Final answer:
To solve this projectile motion problem, we can use equations for maximum height, initial velocity, time of flight, and angle of projection. By plugging in the given values for each part of the question and solving the equations, we can find the answers.
Step-by-step explanation:
In order to solve this problem, we can use the equations of motion for projectile motion. Let's break down the problem into parts:
To find the maximum height reached, we need to determine the time it takes for the projectile to reach its highest point. We can use the equation:
h = (v^2 * sin^2(theta)) / (2 * g)
Where h is the maximum height, v is the initial velocity, theta is the angle of projection, and g is the acceleration due to gravity.

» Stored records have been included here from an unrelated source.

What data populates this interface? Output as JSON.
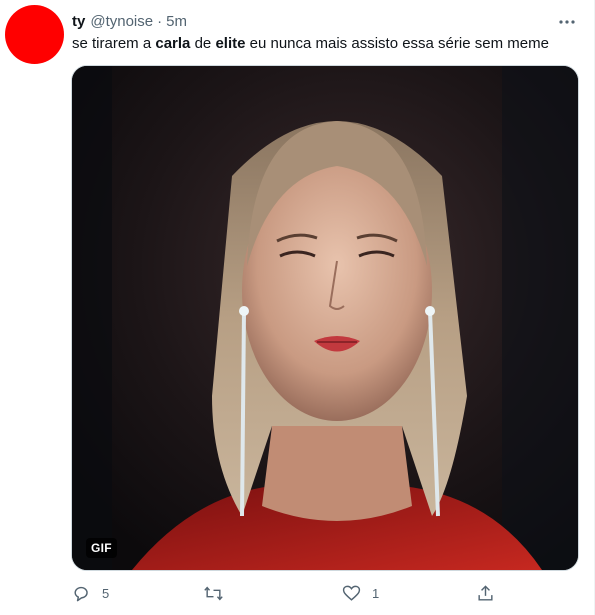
{
  "tweet": {
    "display_name": "ty",
    "handle": "@tynoise",
    "separator": "·",
    "time": "5m",
    "text_parts": {
      "p1": "se tirarem a ",
      "b1": "carla",
      "p2": " de ",
      "b2": "elite",
      "p3": " eu nunca mais assisto essa série sem meme"
    },
    "media": {
      "badge": "GIF"
    },
    "actions": {
      "reply_count": "5",
      "retweet_count": "",
      "like_count": "1"
    }
  },
  "colors": {
    "avatar": "#ff0000",
    "text": "#0f1419",
    "secondary": "#536471"
  }
}
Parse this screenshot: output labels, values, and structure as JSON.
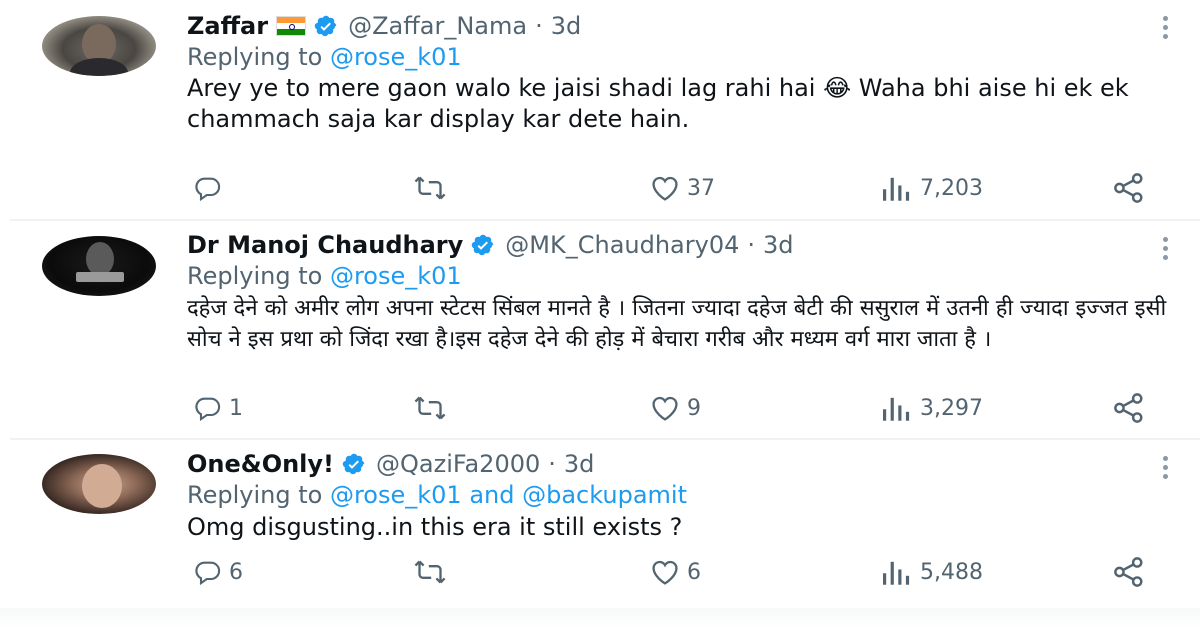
{
  "tweets": [
    {
      "name": "Zaffar",
      "has_flag": true,
      "handle": "@Zaffar_Nama",
      "dot": "·",
      "time": "3d",
      "reply_prefix": "Replying to",
      "reply_mentions": "@rose_k01",
      "body": "Arey ye to mere gaon walo ke jaisi shadi lag rahi hai 😂 Waha bhi aise hi ek ek chammach saja kar display kar dete hain.",
      "replies": "",
      "likes": "37",
      "views": "7,203"
    },
    {
      "name": "Dr Manoj Chaudhary",
      "has_flag": false,
      "handle": "@MK_Chaudhary04",
      "dot": "·",
      "time": "3d",
      "reply_prefix": "Replying to",
      "reply_mentions": "@rose_k01",
      "body": "दहेज देने को अमीर लोग अपना स्टेटस सिंबल मानते है । जितना ज्यादा दहेज बेटी की ससुराल में उतनी ही ज्यादा इज्जत इसी सोच ने इस प्रथा को जिंदा रखा है।इस दहेज देने की होड़ में बेचारा गरीब और मध्यम वर्ग मारा जाता है ।",
      "replies": "1",
      "likes": "9",
      "views": "3,297"
    },
    {
      "name": "One&Only!",
      "has_flag": false,
      "handle": "@QaziFa2000",
      "dot": "·",
      "time": "3d",
      "reply_prefix": "Replying to",
      "reply_mentions": "@rose_k01 and @backupamit",
      "body": "Omg disgusting..in this era it still exists ?",
      "replies": "6",
      "likes": "6",
      "views": "5,488"
    }
  ],
  "icons": {
    "reply": "reply-icon",
    "retweet": "retweet-icon",
    "like": "like-icon",
    "views": "views-icon",
    "share": "share-icon",
    "verified": "verified-badge-icon",
    "more": "more-options-icon"
  },
  "colors": {
    "accent": "#1d9bf0",
    "secondary_text": "#536471",
    "primary_text": "#0f1419",
    "divider": "#eff3f4"
  }
}
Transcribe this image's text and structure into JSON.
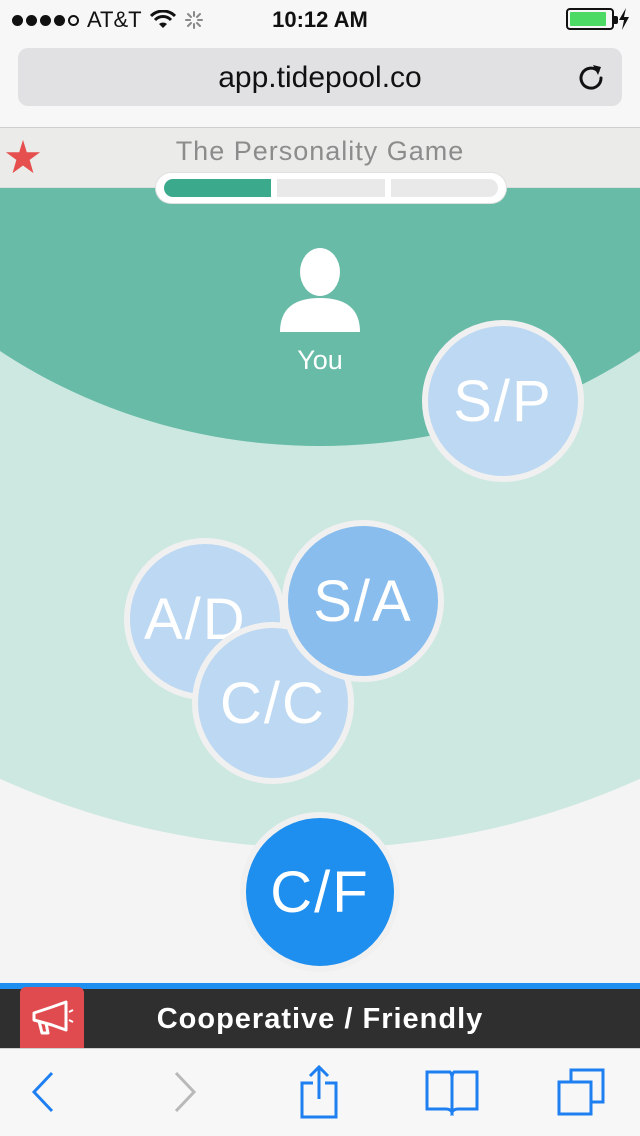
{
  "status_bar": {
    "carrier": "AT&T",
    "time": "10:12 AM",
    "signal_bars": 4,
    "signal_total": 5,
    "battery_level": 0.9,
    "battery_color": "#4cd964"
  },
  "browser": {
    "url": "app.tidepool.co",
    "icons": [
      "reload-icon",
      "back-icon",
      "forward-icon",
      "share-icon",
      "bookmarks-icon",
      "tabs-icon"
    ]
  },
  "game": {
    "title": "The Personality Game",
    "progress_steps_total": 3,
    "progress_steps_done": 1,
    "accent_color": "#3aa98c",
    "you_label": "You",
    "bubbles": {
      "sp": "S/P",
      "ad": "A/D",
      "cc": "C/C",
      "sa": "S/A",
      "cf": "C/F"
    },
    "selected_trait": "Cooperative / Friendly",
    "selected_color": "#1e8fee"
  }
}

Plugging in the values given in the question, we get:
h = (25^2 * sin^2(theta)) / (2 * 9.8)
Calculating this value will give you the maximum height reached.
The initial velocity refers to the magnitude and direction of the velocity with which the projectile was launched. In this case, the initial velocity is 25 m/s, as stated in the question.
The time of flight refers to the total time it takes for the projectile to travel from its launch point to the point where it lands. It can be calculated using the equation:
t=(2*v*sin(theta))/g
Where t is the time of flight, v is the initial velocity, theta is the angle of projection, and g is the acceleration due to gravity. Plugging in the values given in the question, we can calculate the time of flight.
The angle of projection refers to the angle at which the projectile is launched with respect to the horizontal. To find the angle of projection, we can use the equation:
theta = arcsin((h*g)/(v^2))
Where theta is the angle of projection, h is the maximum height reached, g is the acceleration due to gravity, and v is the initial velocity. Plug in the values obtained from the previous parts of the question to find the angle of projection.